Immelt has GE in his blood. Not only did his father work nearly 40 years as a middle manager at the company's aircraft business, but Immelt also met his wife Andrea on the job, when both were sales reps in the plastics division in the early '80s. As an undergrad at Dartmouth, it should come as no surprise, he was a classic overachiever--double major in applied math and economics, president of his fraternity and offensive tackle for the football team.
To start his foray into business, Immelt returned to his hometown, Cincinnati, Ohio, and went to work for Procter & Gamble, the cradle of brand management. There he shared an office and a mischievous streak with Microsoft's perpetually overstimulated CEO Steve Ballmer. "We were incorrigible," Immelt recalls with a laugh. After getting his M.B.A. at Harvard, he started his ascent at GE in 1982, spending a year in corporate marketing at its Fairfield, Conn., headquarters, where for six months he lived practically rent free in the pool house of a suburban estate. Immelt spent most of the next 15 years in various sales and marketing positions at the company's plastics group--the same place, incidentally, where Welch got his start.
But it was during a brief stint at GE Appliances, a low-margin business that can test the mettle of any executive, that Immelt, in his own words, "went from being a boy to a man." In the late 1980s, as head of service, he had to handle a massive, messy recall of more than a million faulty refrigerator compressors, and in the process he evolved from a quiet to a vocal leader. To help boost morale, Immelt would occasionally climb up on a forklift on the shop floor and give a rousing speech. More than a few times, he donned a uniform, got in a truck and went house to house with the techies to fix the problem. The stress took its toll. Immelt, a nervous eater, ballooned to 280 lbs., but has since dropped 60 lbs. and kept it off. When he left Appliances, his colleagues gave him a cartoon depicting him at his desk, harried and surrounded by junk food.

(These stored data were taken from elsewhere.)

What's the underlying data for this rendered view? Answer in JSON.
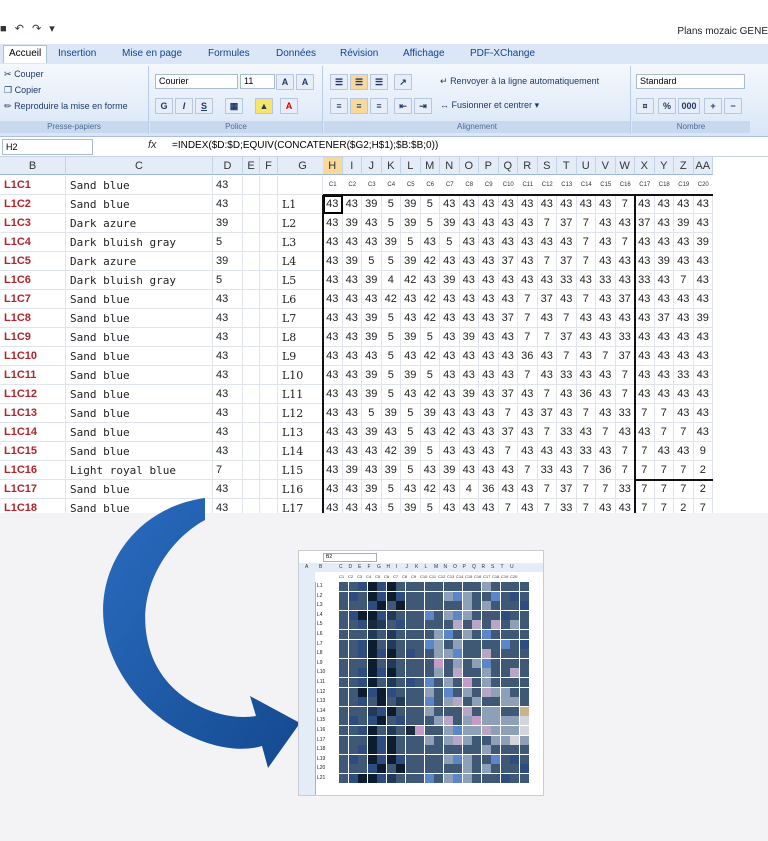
{
  "window": {
    "title": "Plans mozaic GENE",
    "quick_access": [
      "save-icon",
      "undo-icon",
      "redo-icon",
      "more-icon"
    ]
  },
  "ribbon": {
    "tabs": [
      "Accueil",
      "Insertion",
      "Mise en page",
      "Formules",
      "Données",
      "Révision",
      "Affichage",
      "PDF-XChange"
    ],
    "active_tab": "Accueil",
    "clipboard": {
      "cut": "Couper",
      "copy": "Copier",
      "format_painter": "Reproduire la mise en forme",
      "label": "Presse-papiers"
    },
    "font": {
      "name": "Courier",
      "size": "11",
      "label": "Police",
      "bold": "G",
      "italic": "I",
      "underline": "S"
    },
    "alignment": {
      "wrap": "Renvoyer à la ligne automatiquement",
      "merge": "Fusionner et centrer",
      "label": "Alignement"
    },
    "number": {
      "format": "Standard",
      "percent": "%",
      "thousands": "000",
      "label": "Nombre"
    }
  },
  "formula_bar": {
    "cell": "H2",
    "fx": "fx",
    "formula": "=INDEX($D:$D;EQUIV(CONCATENER($G2;H$1);$B:$B;0))"
  },
  "columns": [
    "B",
    "C",
    "D",
    "E",
    "F",
    "G",
    "H",
    "I",
    "J",
    "K",
    "L",
    "M",
    "N",
    "O",
    "P",
    "Q",
    "R",
    "S",
    "T",
    "U",
    "V",
    "W",
    "X",
    "Y",
    "Z",
    "AA"
  ],
  "selected_column": "H",
  "sub_headers": [
    "C1",
    "C2",
    "C3",
    "C4",
    "C5",
    "C6",
    "C7",
    "C8",
    "C9",
    "C10",
    "C11",
    "C12",
    "C13",
    "C14",
    "C15",
    "C16",
    "C17",
    "C18",
    "C19",
    "C20"
  ],
  "rows": [
    {
      "b": "L1C2",
      "c": "Sand blue",
      "d": "43",
      "g": "L1",
      "v": [
        "43",
        "43",
        "39",
        "5",
        "39",
        "5",
        "43",
        "43",
        "43",
        "43",
        "43",
        "43",
        "43",
        "43",
        "43",
        "7",
        "43",
        "43",
        "43",
        "43"
      ]
    },
    {
      "b": "L1C3",
      "c": "Dark azure",
      "d": "39",
      "g": "L2",
      "v": [
        "43",
        "39",
        "43",
        "5",
        "39",
        "5",
        "39",
        "43",
        "43",
        "43",
        "43",
        "7",
        "37",
        "7",
        "43",
        "43",
        "37",
        "43",
        "39",
        "43"
      ]
    },
    {
      "b": "L1C4",
      "c": "Dark bluish gray",
      "d": "5",
      "g": "L3",
      "v": [
        "43",
        "43",
        "43",
        "39",
        "5",
        "43",
        "5",
        "43",
        "43",
        "43",
        "43",
        "43",
        "43",
        "7",
        "43",
        "7",
        "43",
        "43",
        "43",
        "39"
      ]
    },
    {
      "b": "L1C5",
      "c": "Dark azure",
      "d": "39",
      "g": "L4",
      "v": [
        "43",
        "39",
        "5",
        "5",
        "39",
        "42",
        "43",
        "43",
        "43",
        "37",
        "43",
        "7",
        "37",
        "7",
        "43",
        "43",
        "43",
        "39",
        "43",
        "43"
      ]
    },
    {
      "b": "L1C6",
      "c": "Dark bluish gray",
      "d": "5",
      "g": "L5",
      "v": [
        "43",
        "43",
        "39",
        "4",
        "42",
        "43",
        "39",
        "43",
        "43",
        "43",
        "43",
        "43",
        "33",
        "43",
        "33",
        "43",
        "33",
        "43",
        "7",
        "43"
      ]
    },
    {
      "b": "L1C7",
      "c": "Sand blue",
      "d": "43",
      "g": "L6",
      "v": [
        "43",
        "43",
        "43",
        "42",
        "43",
        "42",
        "43",
        "43",
        "43",
        "43",
        "7",
        "37",
        "43",
        "7",
        "43",
        "37",
        "43",
        "43",
        "43",
        "43"
      ]
    },
    {
      "b": "L1C8",
      "c": "Sand blue",
      "d": "43",
      "g": "L7",
      "v": [
        "43",
        "43",
        "39",
        "5",
        "43",
        "42",
        "43",
        "43",
        "43",
        "37",
        "7",
        "43",
        "7",
        "43",
        "43",
        "43",
        "43",
        "37",
        "43",
        "39"
      ]
    },
    {
      "b": "L1C9",
      "c": "Sand blue",
      "d": "43",
      "g": "L8",
      "v": [
        "43",
        "43",
        "39",
        "5",
        "39",
        "5",
        "43",
        "39",
        "43",
        "43",
        "7",
        "7",
        "37",
        "43",
        "43",
        "33",
        "43",
        "43",
        "43",
        "43"
      ]
    },
    {
      "b": "L1C10",
      "c": "Sand blue",
      "d": "43",
      "g": "L9",
      "v": [
        "43",
        "43",
        "43",
        "5",
        "43",
        "42",
        "43",
        "43",
        "43",
        "43",
        "36",
        "43",
        "7",
        "43",
        "7",
        "37",
        "43",
        "43",
        "43",
        "43"
      ]
    },
    {
      "b": "L1C11",
      "c": "Sand blue",
      "d": "43",
      "g": "L10",
      "v": [
        "43",
        "43",
        "39",
        "5",
        "39",
        "5",
        "43",
        "43",
        "43",
        "43",
        "7",
        "43",
        "33",
        "43",
        "43",
        "7",
        "43",
        "43",
        "33",
        "43"
      ]
    },
    {
      "b": "L1C12",
      "c": "Sand blue",
      "d": "43",
      "g": "L11",
      "v": [
        "43",
        "43",
        "39",
        "5",
        "43",
        "42",
        "43",
        "39",
        "43",
        "37",
        "43",
        "7",
        "43",
        "36",
        "43",
        "7",
        "43",
        "43",
        "43",
        "43"
      ]
    },
    {
      "b": "L1C13",
      "c": "Sand blue",
      "d": "43",
      "g": "L12",
      "v": [
        "43",
        "43",
        "5",
        "39",
        "5",
        "39",
        "43",
        "43",
        "43",
        "7",
        "43",
        "37",
        "43",
        "7",
        "43",
        "33",
        "7",
        "7",
        "43",
        "43"
      ]
    },
    {
      "b": "L1C14",
      "c": "Sand blue",
      "d": "43",
      "g": "L13",
      "v": [
        "43",
        "43",
        "39",
        "43",
        "5",
        "43",
        "42",
        "43",
        "43",
        "37",
        "43",
        "7",
        "33",
        "43",
        "7",
        "43",
        "43",
        "7",
        "7",
        "43"
      ]
    },
    {
      "b": "L1C15",
      "c": "Sand blue",
      "d": "43",
      "g": "L14",
      "v": [
        "43",
        "43",
        "43",
        "42",
        "39",
        "5",
        "43",
        "43",
        "43",
        "7",
        "43",
        "43",
        "43",
        "33",
        "43",
        "7",
        "7",
        "43",
        "43",
        "9"
      ]
    },
    {
      "b": "L1C16",
      "c": "Light royal blue",
      "d": "7",
      "g": "L15",
      "v": [
        "43",
        "39",
        "43",
        "39",
        "5",
        "43",
        "39",
        "43",
        "43",
        "43",
        "7",
        "33",
        "43",
        "7",
        "36",
        "7",
        "7",
        "7",
        "7",
        "2"
      ]
    },
    {
      "b": "L1C17",
      "c": "Sand blue",
      "d": "43",
      "g": "L16",
      "v": [
        "43",
        "43",
        "39",
        "5",
        "43",
        "42",
        "43",
        "4",
        "36",
        "43",
        "43",
        "7",
        "37",
        "7",
        "7",
        "33",
        "7",
        "7",
        "7",
        "2"
      ]
    },
    {
      "b": "L1C18",
      "c": "Sand blue",
      "d": "43",
      "g": "L17",
      "v": [
        "43",
        "43",
        "43",
        "5",
        "39",
        "5",
        "43",
        "43",
        "43",
        "7",
        "43",
        "7",
        "33",
        "7",
        "43",
        "43",
        "7",
        "7",
        "2",
        "7"
      ]
    }
  ],
  "header_row": {
    "b": "L1C1",
    "c": "Sand blue",
    "d": "43"
  },
  "mini_preview": {
    "cell": "B2",
    "columns": [
      "A",
      "B",
      "C",
      "D",
      "E",
      "F",
      "G",
      "H",
      "I",
      "J",
      "K",
      "L",
      "M",
      "N",
      "O",
      "P",
      "Q",
      "R",
      "S",
      "T",
      "U"
    ],
    "row_labels": [
      "L1",
      "L2",
      "L3",
      "L4",
      "L5",
      "L6",
      "L7",
      "L8",
      "L9",
      "L10",
      "L11",
      "L12",
      "L13",
      "L14",
      "L15",
      "L16",
      "L17",
      "L18",
      "L19",
      "L20",
      "L21"
    ],
    "palette": {
      "43": "#3f5876",
      "39": "#2f4c80",
      "5": "#0d1d2e",
      "42": "#223a5a",
      "7": "#8e9fb8",
      "37": "#5b86c9",
      "33": "#b8a6c6",
      "36": "#c49ac8",
      "4": "#1a2a3c",
      "9": "#c8b48c",
      "2": "#d2d6dc"
    }
  },
  "colors": {
    "row_label_red": "#b3242a",
    "ribbon_blue": "#dbe7f6",
    "arrow_blue": "#1e5aa8"
  }
}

At GE Medical, possibly the company's most high-tech, global business, Immelt became a star--persuading a growing number of cash-strapped hospitals to trade in their old-fashioned equipment for digital machines that were capable of generating more dynamic images much faster. He inked lucrative, long-term deals with such hospital giants as HCA and Premier, and bought a number of smaller companies to round out his product line, all the while growing GE's market share from 25% to 34% and moving the company into services such as data mining.
Welch was particularly impressed by Immelt's ability to design products with the active input of customers, in one case producing an ultrafast CT scanner. As if that weren't enough, Immelt raised GE Medical's local community profile, leading a company-wide effort to help clean up and repair local public schools.